As he looked at the big whirling mechanism the strange fascination
of it that had been a little in abeyance since Holroyd's death,
resumed its sway.
Never had Azuma-zi seen a man killed so swiftly and
pitilessly. The big humming machine had slain its victim without
wavering for a second from its steady beating. It was indeed a
mighty god.
The unconscious scientific manager stood with his back to him,
scribbling on a piece of paper. His shadow lay at the foot of the
monster.
"Was the Lord Dynamo still hungry? His servant was ready."
Azuma-zi made a stealthy step forward; then stopped. The
scientific manager suddenly stopped writing, and walked down the
shed to the endmost of the dynamos, and began to examine the
brushes.
Azuma-zi hesitated, and then slipped across noiselessly into
shadow by the switch. There he waited. Presently the manager's
footsteps could be heard returning. He stopped in his old
position, unconscious of the stoker crouching ten feet away from
him. Then the big dynamo suddenly fizzled, and in another moment
Azuma-zi had sprung out of the darkness upon him.

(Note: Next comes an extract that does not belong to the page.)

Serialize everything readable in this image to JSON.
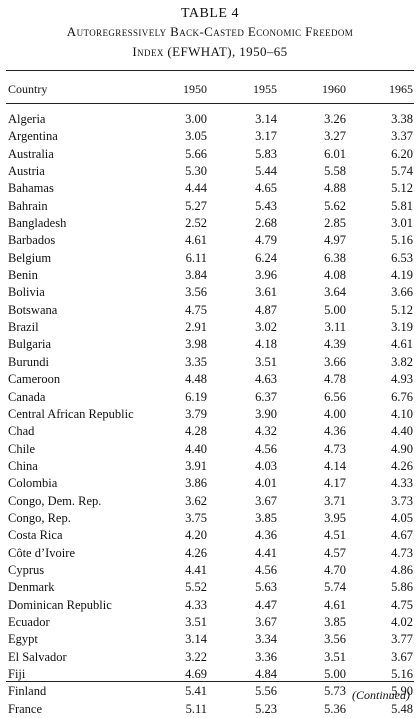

First, the scientific manager was gripped round the body and
swung towards the big dynamo, then, kicking with his knee and
forcing his antagonist's head down with his hands, he loosened the
grip on his waist and swung round away from the machine. Then the
black grasped him again, putting a curly head against his chest,
and they swayed and panted as it seemed for an age or so. Then the
scientific manager was impelled to catch a black ear in his teeth
and bite furiously. The black yelled hideously.

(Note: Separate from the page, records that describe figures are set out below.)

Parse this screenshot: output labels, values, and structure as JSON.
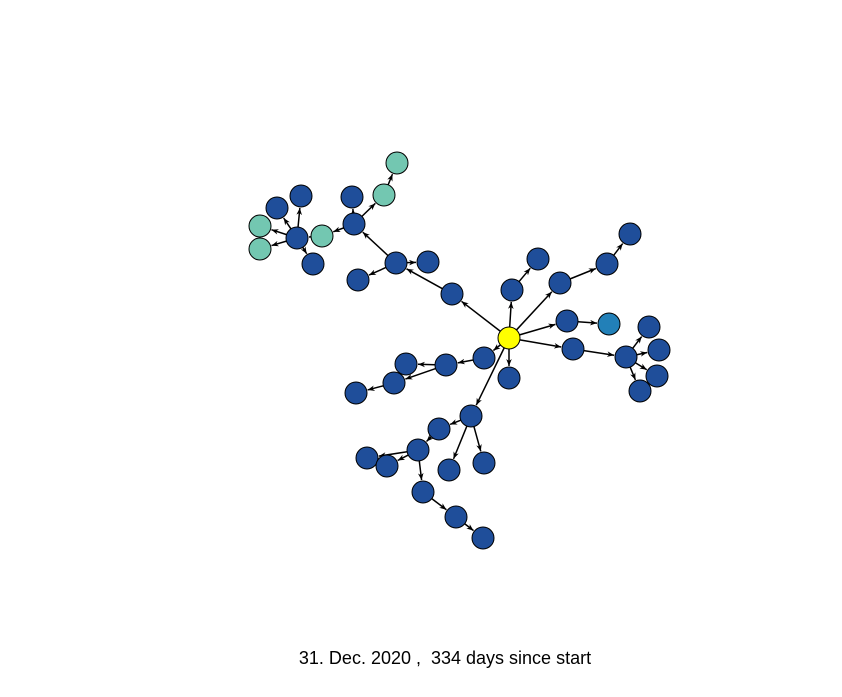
{
  "caption": "31. Dec. 2020 ,  334 days since start",
  "colors": {
    "root": "#ffff00",
    "default": "#1f4e9a",
    "teal": "#73c7b1",
    "blue": "#2280b8",
    "edge": "#000000"
  },
  "graph": {
    "nodes": [
      {
        "id": "n0",
        "group": "root"
      },
      {
        "id": "n1",
        "group": "default"
      },
      {
        "id": "n2",
        "group": "default"
      },
      {
        "id": "n3",
        "group": "default"
      },
      {
        "id": "n4",
        "group": "default"
      },
      {
        "id": "n5",
        "group": "default"
      },
      {
        "id": "n6",
        "group": "default"
      },
      {
        "id": "n7",
        "group": "default"
      },
      {
        "id": "n8",
        "group": "teal"
      },
      {
        "id": "n9",
        "group": "teal"
      },
      {
        "id": "n10",
        "group": "teal"
      },
      {
        "id": "n11",
        "group": "default"
      },
      {
        "id": "n12",
        "group": "default"
      },
      {
        "id": "n13",
        "group": "default"
      },
      {
        "id": "n14",
        "group": "default"
      },
      {
        "id": "n15",
        "group": "default"
      },
      {
        "id": "n16",
        "group": "teal"
      },
      {
        "id": "n17",
        "group": "teal"
      },
      {
        "id": "n18",
        "group": "default"
      },
      {
        "id": "n19",
        "group": "default"
      },
      {
        "id": "n20",
        "group": "default"
      },
      {
        "id": "n21",
        "group": "default"
      },
      {
        "id": "n22",
        "group": "default"
      },
      {
        "id": "n23",
        "group": "default"
      },
      {
        "id": "n24",
        "group": "default"
      },
      {
        "id": "n25",
        "group": "blue"
      },
      {
        "id": "n26",
        "group": "default"
      },
      {
        "id": "n27",
        "group": "default"
      },
      {
        "id": "n28",
        "group": "default"
      },
      {
        "id": "n29",
        "group": "default"
      },
      {
        "id": "n30",
        "group": "default"
      },
      {
        "id": "n31",
        "group": "default"
      },
      {
        "id": "n32",
        "group": "default"
      },
      {
        "id": "n33",
        "group": "default"
      },
      {
        "id": "n34",
        "group": "default"
      },
      {
        "id": "n35",
        "group": "default"
      },
      {
        "id": "n36",
        "group": "default"
      },
      {
        "id": "n37",
        "group": "default"
      },
      {
        "id": "n38",
        "group": "default"
      },
      {
        "id": "n39",
        "group": "default"
      },
      {
        "id": "n40",
        "group": "default"
      },
      {
        "id": "n41",
        "group": "default"
      },
      {
        "id": "n42",
        "group": "default"
      },
      {
        "id": "n43",
        "group": "default"
      },
      {
        "id": "n44",
        "group": "default"
      },
      {
        "id": "n45",
        "group": "default"
      },
      {
        "id": "n46",
        "group": "default"
      },
      {
        "id": "n47",
        "group": "default"
      }
    ],
    "edges": [
      [
        "n0",
        "n1"
      ],
      [
        "n1",
        "n2"
      ],
      [
        "n2",
        "n3"
      ],
      [
        "n2",
        "n4"
      ],
      [
        "n3",
        "n5"
      ],
      [
        "n5",
        "n6"
      ],
      [
        "n6",
        "n7"
      ],
      [
        "n6",
        "n8"
      ],
      [
        "n8",
        "n9"
      ],
      [
        "n8",
        "n10"
      ],
      [
        "n6",
        "n11"
      ],
      [
        "n6",
        "n12"
      ],
      [
        "n5",
        "n13"
      ],
      [
        "n5",
        "n14"
      ],
      [
        "n5",
        "n15"
      ],
      [
        "n15",
        "n16"
      ],
      [
        "n16",
        "n17"
      ],
      [
        "n0",
        "n18"
      ],
      [
        "n18",
        "n19"
      ],
      [
        "n0",
        "n20"
      ],
      [
        "n20",
        "n21"
      ],
      [
        "n21",
        "n22"
      ],
      [
        "n0",
        "n23"
      ],
      [
        "n23",
        "n24"
      ],
      [
        "n24",
        "n25"
      ],
      [
        "n0",
        "n26"
      ],
      [
        "n26",
        "n27"
      ],
      [
        "n27",
        "n28"
      ],
      [
        "n27",
        "n29"
      ],
      [
        "n27",
        "n30"
      ],
      [
        "n27",
        "n31"
      ],
      [
        "n0",
        "n32"
      ],
      [
        "n0",
        "n33"
      ],
      [
        "n33",
        "n34"
      ],
      [
        "n34",
        "n35"
      ],
      [
        "n35",
        "n36"
      ],
      [
        "n35",
        "n37"
      ],
      [
        "n0",
        "n38"
      ],
      [
        "n38",
        "n39"
      ],
      [
        "n39",
        "n40"
      ],
      [
        "n39",
        "n41"
      ],
      [
        "n39",
        "n42"
      ],
      [
        "n42",
        "n43"
      ],
      [
        "n42",
        "n44"
      ],
      [
        "n42",
        "n45"
      ],
      [
        "n45",
        "n46"
      ],
      [
        "n46",
        "n47"
      ]
    ]
  }
}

They rolled over on the floor, and the black, who had
apparently slipped from the vice of the teeth or parted with some
ear--the scientific manager wondered which at the time--tried to
throttle him. The scientific manager was making some ineffectual
attempts to claw something with his hands and to kick, when the
welcome sound of quick footsteps sounded on the floor. The next
moment Azuma-zi had left him and darted towards the big dynamo.
There was a splutter amid the roar.
The officer of the company who had entered, stood staring as
Azuma-zi caught the naked terminals in his hands, gave one horrible
convulsion, and then hung motionless from the machine, his face
violently distorted.
"I'm jolly glad you came in when you did," said the scientific
manager, still sitting on the floor.
He looked at the still quivering figure.
"It's not a nice death to die, apparently--but it is quick."

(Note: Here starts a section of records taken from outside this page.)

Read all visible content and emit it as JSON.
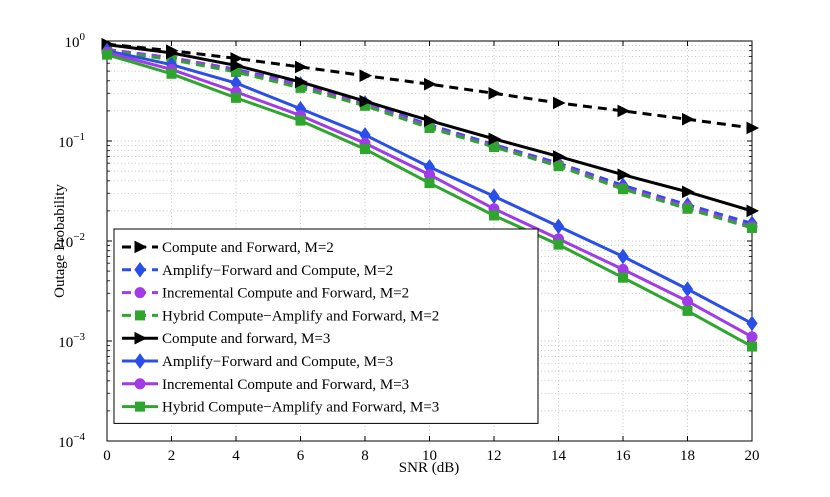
{
  "chart_data": {
    "type": "line",
    "title": "",
    "xlabel": "SNR (dB)",
    "ylabel": "Outage Probability",
    "xlim": [
      0,
      20
    ],
    "ylim": [
      0.0001,
      1
    ],
    "yscale": "log",
    "grid": true,
    "legend_position": "lower-left",
    "x_ticks": [
      "0",
      "2",
      "4",
      "6",
      "8",
      "10",
      "12",
      "14",
      "16",
      "18",
      "20"
    ],
    "y_ticks": [
      {
        "base": "10",
        "exp": "0"
      },
      {
        "base": "10",
        "exp": "−1"
      },
      {
        "base": "10",
        "exp": "−2"
      },
      {
        "base": "10",
        "exp": "−3"
      },
      {
        "base": "10",
        "exp": "−4"
      }
    ],
    "x": [
      0,
      2,
      4,
      6,
      8,
      10,
      12,
      14,
      16,
      18,
      20
    ],
    "series": [
      {
        "name": "Compute and Forward, M=2",
        "color": "#000000",
        "dash": "dashed",
        "marker": "triangle-right",
        "values": [
          0.93,
          0.8,
          0.67,
          0.55,
          0.45,
          0.37,
          0.3,
          0.24,
          0.2,
          0.165,
          0.135
        ]
      },
      {
        "name": "Amplify−Forward and Compute, M=2",
        "color": "#2a4fe8",
        "dash": "dashed",
        "marker": "diamond",
        "values": [
          0.82,
          0.68,
          0.52,
          0.37,
          0.24,
          0.145,
          0.092,
          0.06,
          0.036,
          0.023,
          0.015
        ]
      },
      {
        "name": "Incremental Compute and Forward, M=2",
        "color": "#a03be6",
        "dash": "dashed",
        "marker": "circle",
        "values": [
          0.82,
          0.68,
          0.51,
          0.36,
          0.235,
          0.14,
          0.089,
          0.058,
          0.034,
          0.022,
          0.014
        ]
      },
      {
        "name": "Hybrid Compute−Amplify and Forward, M=2",
        "color": "#2ea62e",
        "dash": "dashed",
        "marker": "square",
        "values": [
          0.8,
          0.65,
          0.49,
          0.34,
          0.225,
          0.135,
          0.087,
          0.056,
          0.033,
          0.021,
          0.0135
        ]
      },
      {
        "name": "Compute and forward, M=3",
        "color": "#000000",
        "dash": "solid",
        "marker": "triangle-right",
        "values": [
          0.92,
          0.76,
          0.57,
          0.39,
          0.25,
          0.16,
          0.105,
          0.07,
          0.046,
          0.031,
          0.02
        ]
      },
      {
        "name": "Amplify−Forward and Compute, M=3",
        "color": "#2a4fe8",
        "dash": "solid",
        "marker": "diamond",
        "values": [
          0.8,
          0.58,
          0.38,
          0.21,
          0.115,
          0.055,
          0.028,
          0.014,
          0.007,
          0.0033,
          0.0015
        ]
      },
      {
        "name": "Incremental Compute and Forward, M=3",
        "color": "#a03be6",
        "dash": "solid",
        "marker": "circle",
        "values": [
          0.77,
          0.52,
          0.31,
          0.18,
          0.095,
          0.046,
          0.021,
          0.0105,
          0.0052,
          0.0025,
          0.0011
        ]
      },
      {
        "name": "Hybrid Compute−Amplify and Forward, M=3",
        "color": "#2ea62e",
        "dash": "solid",
        "marker": "square",
        "values": [
          0.73,
          0.47,
          0.27,
          0.16,
          0.083,
          0.038,
          0.018,
          0.0092,
          0.0043,
          0.002,
          0.00088
        ]
      }
    ]
  }
}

The official was still staring at the body. He was a man of
slow apprehension.
There was a pause.
The scientific manager got up on his feet rather awkwardly.
He ran his fingers along his collar thoughtfully, and moved his
head to and fro several times.
"Poor Holroyd! I see now." Then almost mechanically he went
towards the switch in the shadow and turned the current into the
railway circuit again. As he did so the singed body loosened its
grip upon the machine and fell forward on its face. The core of
the dynamo roared out loud and clear, and the armature beat the
air.
So ended prematurely the Worship of the Dynamo Deity, perhaps
the most short-lived of all religions. Yet withal it could at
least boast a Martyrdom and a Human Sacrifice.